I had very little memory of this first sequel. Some of it looked familiar as I watched it for this series, but mostly I don't think I ever really saw it.
Click here for a list of all other films reviewed and considered for this October 2012 series of horror reviews.
These days film sequels are almost obligatory when it
comes to any big budget action, comedy, or horror film. Studios are always
looking to create a franchise cash cow that they can continue milking for
minimal investment and effort. But there was a time when sequels were mostly
limited to horror films. It was a pretty obvious fit. Films produced in the
horror genre were traditionally low budget films written quickly and on the
cheap, using casts of mostly unknown actors (though many of these such as Jamie
Lee Curtis, Kevin Bacon, Johnny Depp, and Jennifer Aniston have gone on to
become stars), shot and produced in an almost guerilla style in a matter of a
few weeks. The popular ones made significant returns on investment, so sequels
were usually inevitable. What’s more, they were (and continue to be) almost
universally excoriated by critics because they tend to be cheap retreads of
what came before. It’s insulting to people like me who spend a great deal of
time watching movies.
I bring all this up as a means of introducing Halloween II, which is a very rare
example of a horror movie sequel that doesn’t just aim to recapture the formula
of its predecessor, but to rework it into a new setting with a genuine attempt
to keep it as scary and suspenseful as the first. John Carpenter and Debra Hill
returned to write the screenplay, but Carpenter refused to direct it, choosing
instead a mostly untested director in Rick Rosenthal. The action is the middle
of the night after Michael Myers’ attacks on the teenagers of Haddonfield.

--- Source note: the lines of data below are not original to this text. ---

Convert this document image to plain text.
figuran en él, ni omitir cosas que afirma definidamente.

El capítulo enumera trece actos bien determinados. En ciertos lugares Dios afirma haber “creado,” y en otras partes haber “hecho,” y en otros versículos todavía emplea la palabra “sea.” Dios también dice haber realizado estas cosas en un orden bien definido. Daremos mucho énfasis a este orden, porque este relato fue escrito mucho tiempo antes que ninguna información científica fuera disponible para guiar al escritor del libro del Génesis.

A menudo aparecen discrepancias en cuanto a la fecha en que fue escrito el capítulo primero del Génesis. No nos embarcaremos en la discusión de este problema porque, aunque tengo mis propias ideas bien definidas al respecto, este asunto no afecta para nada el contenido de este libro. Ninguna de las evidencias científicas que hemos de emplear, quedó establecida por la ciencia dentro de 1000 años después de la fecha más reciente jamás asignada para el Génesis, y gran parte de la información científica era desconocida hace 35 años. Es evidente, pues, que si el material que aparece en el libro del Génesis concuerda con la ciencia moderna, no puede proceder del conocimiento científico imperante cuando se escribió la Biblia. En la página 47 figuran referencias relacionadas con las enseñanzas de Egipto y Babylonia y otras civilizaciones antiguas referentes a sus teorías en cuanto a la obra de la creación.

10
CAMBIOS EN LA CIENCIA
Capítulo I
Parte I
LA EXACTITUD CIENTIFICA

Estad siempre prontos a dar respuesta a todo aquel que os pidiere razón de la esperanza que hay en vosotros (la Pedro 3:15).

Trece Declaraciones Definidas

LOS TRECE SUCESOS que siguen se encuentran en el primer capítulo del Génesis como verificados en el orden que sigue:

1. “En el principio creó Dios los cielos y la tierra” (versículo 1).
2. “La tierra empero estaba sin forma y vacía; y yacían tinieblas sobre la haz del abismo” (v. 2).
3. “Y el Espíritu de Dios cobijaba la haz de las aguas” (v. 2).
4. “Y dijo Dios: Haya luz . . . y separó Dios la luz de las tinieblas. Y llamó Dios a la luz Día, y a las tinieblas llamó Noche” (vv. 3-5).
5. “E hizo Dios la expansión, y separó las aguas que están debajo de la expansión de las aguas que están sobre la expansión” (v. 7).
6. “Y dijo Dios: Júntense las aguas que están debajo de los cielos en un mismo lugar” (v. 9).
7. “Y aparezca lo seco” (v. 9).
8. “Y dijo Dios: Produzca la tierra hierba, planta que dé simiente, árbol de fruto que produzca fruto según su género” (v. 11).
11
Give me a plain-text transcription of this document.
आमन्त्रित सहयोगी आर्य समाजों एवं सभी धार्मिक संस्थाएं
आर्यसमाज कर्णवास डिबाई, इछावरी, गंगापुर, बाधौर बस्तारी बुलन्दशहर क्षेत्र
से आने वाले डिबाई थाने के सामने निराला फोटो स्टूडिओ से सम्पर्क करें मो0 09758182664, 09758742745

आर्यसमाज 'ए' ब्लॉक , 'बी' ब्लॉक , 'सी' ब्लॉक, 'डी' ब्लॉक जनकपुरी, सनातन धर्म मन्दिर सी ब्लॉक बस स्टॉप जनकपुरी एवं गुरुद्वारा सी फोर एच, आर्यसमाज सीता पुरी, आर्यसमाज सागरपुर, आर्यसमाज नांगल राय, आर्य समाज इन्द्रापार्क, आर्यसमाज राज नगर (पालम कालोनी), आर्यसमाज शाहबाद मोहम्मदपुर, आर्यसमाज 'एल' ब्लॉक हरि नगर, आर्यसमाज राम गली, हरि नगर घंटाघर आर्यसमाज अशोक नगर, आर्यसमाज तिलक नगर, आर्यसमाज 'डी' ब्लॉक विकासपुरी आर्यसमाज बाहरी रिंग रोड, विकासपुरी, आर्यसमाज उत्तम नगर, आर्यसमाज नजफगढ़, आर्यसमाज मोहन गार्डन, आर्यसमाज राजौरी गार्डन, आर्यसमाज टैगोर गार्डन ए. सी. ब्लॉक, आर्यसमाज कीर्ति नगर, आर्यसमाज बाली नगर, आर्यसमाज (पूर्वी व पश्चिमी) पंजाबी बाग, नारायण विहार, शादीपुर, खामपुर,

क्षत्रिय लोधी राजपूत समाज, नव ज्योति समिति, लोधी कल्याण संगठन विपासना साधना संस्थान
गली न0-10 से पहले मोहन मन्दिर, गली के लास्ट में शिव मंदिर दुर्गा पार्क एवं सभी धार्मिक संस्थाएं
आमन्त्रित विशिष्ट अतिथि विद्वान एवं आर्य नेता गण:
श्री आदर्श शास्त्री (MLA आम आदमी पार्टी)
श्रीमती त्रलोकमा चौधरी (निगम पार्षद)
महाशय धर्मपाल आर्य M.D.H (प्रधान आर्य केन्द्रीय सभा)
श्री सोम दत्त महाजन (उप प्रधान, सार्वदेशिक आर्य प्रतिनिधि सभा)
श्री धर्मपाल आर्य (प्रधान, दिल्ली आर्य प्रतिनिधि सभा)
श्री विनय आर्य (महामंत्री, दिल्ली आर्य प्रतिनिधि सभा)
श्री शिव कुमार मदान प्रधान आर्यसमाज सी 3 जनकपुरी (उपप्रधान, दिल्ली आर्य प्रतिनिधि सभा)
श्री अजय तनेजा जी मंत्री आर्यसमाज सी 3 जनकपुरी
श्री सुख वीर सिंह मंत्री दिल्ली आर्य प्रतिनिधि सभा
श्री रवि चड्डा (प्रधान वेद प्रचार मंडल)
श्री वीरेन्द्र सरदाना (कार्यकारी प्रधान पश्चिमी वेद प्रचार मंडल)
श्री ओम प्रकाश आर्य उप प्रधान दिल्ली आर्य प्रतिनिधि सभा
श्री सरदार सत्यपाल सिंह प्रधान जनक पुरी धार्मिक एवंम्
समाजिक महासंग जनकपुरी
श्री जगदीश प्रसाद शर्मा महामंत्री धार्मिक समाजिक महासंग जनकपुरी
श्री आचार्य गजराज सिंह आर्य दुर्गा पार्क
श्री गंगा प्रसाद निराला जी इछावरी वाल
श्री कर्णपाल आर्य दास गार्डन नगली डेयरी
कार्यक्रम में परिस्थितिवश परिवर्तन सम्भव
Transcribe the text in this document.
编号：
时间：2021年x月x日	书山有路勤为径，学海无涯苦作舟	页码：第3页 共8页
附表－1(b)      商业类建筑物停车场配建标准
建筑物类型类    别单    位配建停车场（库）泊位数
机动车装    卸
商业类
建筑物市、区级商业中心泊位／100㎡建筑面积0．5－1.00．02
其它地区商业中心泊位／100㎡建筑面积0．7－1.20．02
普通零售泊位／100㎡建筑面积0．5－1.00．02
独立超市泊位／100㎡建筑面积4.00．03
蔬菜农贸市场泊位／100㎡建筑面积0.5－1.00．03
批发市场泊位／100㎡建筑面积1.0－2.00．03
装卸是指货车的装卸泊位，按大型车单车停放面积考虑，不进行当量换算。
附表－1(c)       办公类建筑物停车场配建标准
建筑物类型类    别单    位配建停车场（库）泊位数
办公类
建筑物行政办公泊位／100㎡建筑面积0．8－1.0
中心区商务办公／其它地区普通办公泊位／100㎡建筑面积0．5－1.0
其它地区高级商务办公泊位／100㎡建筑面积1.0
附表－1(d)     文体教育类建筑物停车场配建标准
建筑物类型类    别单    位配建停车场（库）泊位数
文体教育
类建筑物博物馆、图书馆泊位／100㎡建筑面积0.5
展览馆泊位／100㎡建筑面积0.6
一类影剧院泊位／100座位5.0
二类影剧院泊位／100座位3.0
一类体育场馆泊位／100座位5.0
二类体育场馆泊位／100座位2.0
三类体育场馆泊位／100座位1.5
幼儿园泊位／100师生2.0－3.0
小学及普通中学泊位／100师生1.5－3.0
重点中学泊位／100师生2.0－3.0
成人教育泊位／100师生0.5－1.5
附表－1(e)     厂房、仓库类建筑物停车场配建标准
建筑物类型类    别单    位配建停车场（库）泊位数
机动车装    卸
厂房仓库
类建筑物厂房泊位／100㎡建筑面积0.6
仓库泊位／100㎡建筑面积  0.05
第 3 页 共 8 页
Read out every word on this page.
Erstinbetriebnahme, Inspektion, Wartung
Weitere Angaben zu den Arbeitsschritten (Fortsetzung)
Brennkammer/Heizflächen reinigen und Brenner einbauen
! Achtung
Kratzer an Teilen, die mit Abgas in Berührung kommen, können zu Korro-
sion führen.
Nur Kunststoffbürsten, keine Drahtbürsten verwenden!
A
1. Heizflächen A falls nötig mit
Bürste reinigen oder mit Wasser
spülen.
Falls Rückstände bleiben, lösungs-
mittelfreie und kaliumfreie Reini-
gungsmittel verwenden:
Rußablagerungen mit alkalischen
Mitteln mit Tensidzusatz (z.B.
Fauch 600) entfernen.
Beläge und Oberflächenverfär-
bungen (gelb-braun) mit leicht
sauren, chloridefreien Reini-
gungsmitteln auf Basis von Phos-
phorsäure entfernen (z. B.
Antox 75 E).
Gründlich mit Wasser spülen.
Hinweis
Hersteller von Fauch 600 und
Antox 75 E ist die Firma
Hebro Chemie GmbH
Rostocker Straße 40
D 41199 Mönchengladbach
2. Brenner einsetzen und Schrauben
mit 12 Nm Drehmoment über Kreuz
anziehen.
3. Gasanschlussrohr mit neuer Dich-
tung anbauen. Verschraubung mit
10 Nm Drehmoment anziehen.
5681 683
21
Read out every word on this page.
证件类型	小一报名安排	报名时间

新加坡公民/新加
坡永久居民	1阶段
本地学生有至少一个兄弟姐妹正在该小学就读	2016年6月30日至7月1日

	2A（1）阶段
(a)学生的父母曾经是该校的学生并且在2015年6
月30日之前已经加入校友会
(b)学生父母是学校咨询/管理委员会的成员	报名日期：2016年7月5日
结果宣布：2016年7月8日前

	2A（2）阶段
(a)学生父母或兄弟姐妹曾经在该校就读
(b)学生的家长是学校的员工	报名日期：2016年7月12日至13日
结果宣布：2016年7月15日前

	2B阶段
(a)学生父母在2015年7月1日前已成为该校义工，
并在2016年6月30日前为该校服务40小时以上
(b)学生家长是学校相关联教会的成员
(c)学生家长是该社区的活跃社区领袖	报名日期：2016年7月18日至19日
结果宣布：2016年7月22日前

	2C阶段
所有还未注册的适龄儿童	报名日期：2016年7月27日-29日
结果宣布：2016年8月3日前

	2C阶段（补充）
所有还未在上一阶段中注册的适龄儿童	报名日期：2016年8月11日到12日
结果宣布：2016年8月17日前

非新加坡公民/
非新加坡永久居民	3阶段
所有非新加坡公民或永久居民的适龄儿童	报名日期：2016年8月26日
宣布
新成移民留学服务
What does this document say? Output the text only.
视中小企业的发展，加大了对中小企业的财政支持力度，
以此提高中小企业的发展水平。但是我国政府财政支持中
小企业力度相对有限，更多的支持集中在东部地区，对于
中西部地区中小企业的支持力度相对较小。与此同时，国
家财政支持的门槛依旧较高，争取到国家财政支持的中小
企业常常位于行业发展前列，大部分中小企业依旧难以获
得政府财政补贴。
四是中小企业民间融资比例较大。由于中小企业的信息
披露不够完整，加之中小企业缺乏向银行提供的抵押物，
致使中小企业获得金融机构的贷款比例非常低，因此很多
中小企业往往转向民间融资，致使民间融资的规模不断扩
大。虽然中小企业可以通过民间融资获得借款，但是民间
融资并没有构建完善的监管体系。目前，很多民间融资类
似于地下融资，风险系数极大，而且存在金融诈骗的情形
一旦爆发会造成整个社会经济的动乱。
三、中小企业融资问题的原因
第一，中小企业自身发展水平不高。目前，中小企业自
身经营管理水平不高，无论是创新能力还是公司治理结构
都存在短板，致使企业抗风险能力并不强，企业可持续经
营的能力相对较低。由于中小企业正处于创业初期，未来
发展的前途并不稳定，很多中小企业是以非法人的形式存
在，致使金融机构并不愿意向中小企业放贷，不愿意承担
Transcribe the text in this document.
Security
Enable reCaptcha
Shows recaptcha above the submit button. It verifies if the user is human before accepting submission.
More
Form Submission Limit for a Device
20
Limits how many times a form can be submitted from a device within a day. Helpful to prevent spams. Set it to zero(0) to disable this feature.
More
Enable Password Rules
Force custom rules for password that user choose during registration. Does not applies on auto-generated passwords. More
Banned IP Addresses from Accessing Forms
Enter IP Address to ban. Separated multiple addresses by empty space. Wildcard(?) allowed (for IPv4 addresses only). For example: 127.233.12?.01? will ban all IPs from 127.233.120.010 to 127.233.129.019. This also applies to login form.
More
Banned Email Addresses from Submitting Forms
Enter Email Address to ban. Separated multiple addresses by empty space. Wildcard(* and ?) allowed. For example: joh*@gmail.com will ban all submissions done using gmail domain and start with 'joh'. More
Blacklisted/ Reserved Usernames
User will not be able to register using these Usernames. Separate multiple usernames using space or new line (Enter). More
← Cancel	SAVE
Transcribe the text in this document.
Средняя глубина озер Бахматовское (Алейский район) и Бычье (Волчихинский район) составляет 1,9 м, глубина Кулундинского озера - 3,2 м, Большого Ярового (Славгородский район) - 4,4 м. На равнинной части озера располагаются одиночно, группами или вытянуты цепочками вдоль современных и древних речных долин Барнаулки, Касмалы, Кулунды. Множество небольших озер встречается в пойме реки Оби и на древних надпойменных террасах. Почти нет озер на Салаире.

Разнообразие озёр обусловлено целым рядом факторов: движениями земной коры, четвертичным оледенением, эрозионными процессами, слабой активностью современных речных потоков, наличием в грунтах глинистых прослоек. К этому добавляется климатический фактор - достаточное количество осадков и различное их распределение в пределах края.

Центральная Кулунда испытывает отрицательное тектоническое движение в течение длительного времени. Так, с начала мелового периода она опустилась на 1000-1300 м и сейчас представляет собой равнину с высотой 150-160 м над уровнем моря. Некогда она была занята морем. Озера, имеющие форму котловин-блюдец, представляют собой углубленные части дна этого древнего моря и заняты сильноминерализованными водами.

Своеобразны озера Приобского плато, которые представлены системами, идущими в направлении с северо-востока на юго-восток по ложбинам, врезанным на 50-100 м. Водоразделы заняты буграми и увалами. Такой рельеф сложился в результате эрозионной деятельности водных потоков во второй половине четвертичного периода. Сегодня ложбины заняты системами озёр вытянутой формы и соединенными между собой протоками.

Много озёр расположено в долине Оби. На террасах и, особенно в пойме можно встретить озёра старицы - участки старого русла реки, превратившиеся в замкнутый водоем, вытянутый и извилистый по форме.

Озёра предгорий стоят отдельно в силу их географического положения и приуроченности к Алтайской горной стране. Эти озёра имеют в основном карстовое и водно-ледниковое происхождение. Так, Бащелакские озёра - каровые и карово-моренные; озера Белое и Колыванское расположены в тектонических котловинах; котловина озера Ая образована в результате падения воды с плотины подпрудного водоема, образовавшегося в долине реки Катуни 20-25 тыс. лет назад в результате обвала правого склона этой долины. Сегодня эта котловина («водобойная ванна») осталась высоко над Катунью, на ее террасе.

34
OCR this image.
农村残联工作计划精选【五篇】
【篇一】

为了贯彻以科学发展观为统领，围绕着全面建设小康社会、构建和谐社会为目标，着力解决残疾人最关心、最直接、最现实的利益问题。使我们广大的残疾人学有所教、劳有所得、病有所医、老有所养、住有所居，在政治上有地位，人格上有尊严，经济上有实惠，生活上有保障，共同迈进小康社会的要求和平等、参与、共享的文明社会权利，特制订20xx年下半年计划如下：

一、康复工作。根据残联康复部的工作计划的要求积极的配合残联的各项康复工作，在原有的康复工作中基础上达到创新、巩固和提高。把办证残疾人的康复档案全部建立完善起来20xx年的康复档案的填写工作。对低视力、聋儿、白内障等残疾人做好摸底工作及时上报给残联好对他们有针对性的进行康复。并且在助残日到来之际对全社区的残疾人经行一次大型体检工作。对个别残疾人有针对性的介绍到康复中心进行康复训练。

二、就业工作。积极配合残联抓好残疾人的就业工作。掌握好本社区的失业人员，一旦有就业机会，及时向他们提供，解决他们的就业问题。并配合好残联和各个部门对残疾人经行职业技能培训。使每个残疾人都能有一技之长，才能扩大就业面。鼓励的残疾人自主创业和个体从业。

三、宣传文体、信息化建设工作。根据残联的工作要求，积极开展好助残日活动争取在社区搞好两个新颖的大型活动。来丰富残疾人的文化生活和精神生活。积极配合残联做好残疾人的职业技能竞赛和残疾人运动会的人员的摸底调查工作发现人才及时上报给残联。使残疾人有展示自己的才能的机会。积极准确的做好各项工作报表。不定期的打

Laurie Strode (Jamie Lee Curtis reprises her original “Scream Queen” role) is
in the hospital and Michael seeks her there. Various hospital staffers get in
his way first, offering up plenty of shocks and carnage before the final
showdown.
Because the events of the sequel take place immediately
following those of the first film, Rosenthal tries to keep it stylistically
very similar. He continues to use a lot of handheld first-person camera point
of view shots to represent Michael’s movements and the film reemploys Carpenter’s
eerie synthesizer score. The hospital setting itself allows for some distinctly
tense and suspenseful setups which manage to hold your attention even while the
deaths themselves are more graphic than in the first film with the amount of
blood depicted more than doubled.
Donald Pleasance returns as Dr. Loomis, who runs around
Haddonfield frantically searching for Michael, loudly insisting that he must be
stopped. As a character there’s not much else for Pleasance to do but run
around acting like a lunatic more in need of treatment than the man murdering
everyone. Then again, none of the characters are here for much other than to be
killed off, which is par for the course in a slasher film. Lance Guest plays a
young ambulance driver who, in taking a liking to Laurie, displays more in the
way of character than most of the rest of the cast combined. Laurie exists
solely to be the female in mortal danger, spending most of her time hopped up
on hospital-administered narcotics to help her sleep. Still she manages to
evade danger.
Of course the sequel can hardly measure up to Halloween given that film’s status as a
genuine near masterpiece of the horror genre. It amps up the body count and the
budget, resulting in a finale of unnecessarily overblown hyperbole, but as a
standalone film it holds up pretty well overall.